API key records may contain keyPrefix, keyHash, scopes, status, and lifecycle metadata. They must not contain full key material, raw tokens, or secrets. Existing runtime keys are not recoverable from Inter-Hub unless an approved custody path provides them; migration preserves only non-secret evidence.

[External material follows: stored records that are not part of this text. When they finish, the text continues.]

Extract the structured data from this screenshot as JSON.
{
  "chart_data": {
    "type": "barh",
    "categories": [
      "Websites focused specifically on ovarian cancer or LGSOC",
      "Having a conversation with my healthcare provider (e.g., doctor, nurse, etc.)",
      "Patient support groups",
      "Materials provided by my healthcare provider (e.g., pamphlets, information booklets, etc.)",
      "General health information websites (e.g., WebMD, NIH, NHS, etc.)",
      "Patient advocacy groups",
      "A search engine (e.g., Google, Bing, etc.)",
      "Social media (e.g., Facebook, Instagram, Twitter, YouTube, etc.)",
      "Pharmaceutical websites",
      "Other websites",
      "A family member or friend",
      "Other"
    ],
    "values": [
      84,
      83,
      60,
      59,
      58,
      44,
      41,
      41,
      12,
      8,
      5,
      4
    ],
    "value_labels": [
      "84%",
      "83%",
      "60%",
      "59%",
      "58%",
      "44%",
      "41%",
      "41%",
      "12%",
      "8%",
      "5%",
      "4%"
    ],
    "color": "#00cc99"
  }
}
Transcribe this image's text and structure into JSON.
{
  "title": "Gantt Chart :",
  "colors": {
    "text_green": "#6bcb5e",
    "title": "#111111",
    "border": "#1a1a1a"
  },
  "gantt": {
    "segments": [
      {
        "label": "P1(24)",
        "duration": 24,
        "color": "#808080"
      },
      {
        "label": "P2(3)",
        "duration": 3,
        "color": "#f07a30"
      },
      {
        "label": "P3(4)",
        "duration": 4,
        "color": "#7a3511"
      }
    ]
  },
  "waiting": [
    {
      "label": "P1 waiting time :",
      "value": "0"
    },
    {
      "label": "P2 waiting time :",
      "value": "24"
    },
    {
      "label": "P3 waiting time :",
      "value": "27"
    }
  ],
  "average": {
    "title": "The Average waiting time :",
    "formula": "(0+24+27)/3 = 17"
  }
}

The reference schema is contracts/schemas/migration-bundle.schema.json, with a minimal fixture at contracts/fixtures/migration/interhub-minimal.bundle.json.

Import Procedure

Validate a bundle without database access:

PYTHONPATH=src uv run --extra dev python scripts/core_hub_migrate.py validate \
  contracts/fixtures/migration/interhub-minimal.bundle.json

Dry-run against the configured target database:

CORE_HUB_DATABASE_URL=postgresql+asyncpg://... \
PYTHONPATH=src uv run --extra dev python scripts/core_hub_migrate.py import \
  /secure/operator/path/interhub-export.bundle.json --dry-run

Import after the dry-run report is reviewed:

CORE_HUB_DATABASE_URL=postgresql+asyncpg://... \
PYTHONPATH=src uv run --extra dev python scripts/core_hub_migrate.py import \
  /secure/operator/path/interhub-export.bundle.json

Each successful import writes a migration_runs row containing the source, schema version, bundle SHA-256, row counts, warnings, and relationship checks.

Rollback Procedure

For staging, reset the target database and replay the same bundle after fixing the export or mapper. For production cutover, take a database snapshot before import, keep Inter-Hub read-only during verification, and roll traffic back to Inter-Hub if row counts, relationship checks, or consumer smokes fail. Do not delete or rotate legacy key custody records during the rollback window.

Haskell Retirement Gate

Do not retire production Inter-Hub or the haskelseed/Haskell build lane until Core Hub serves the required compatibility surface and production traffic has moved.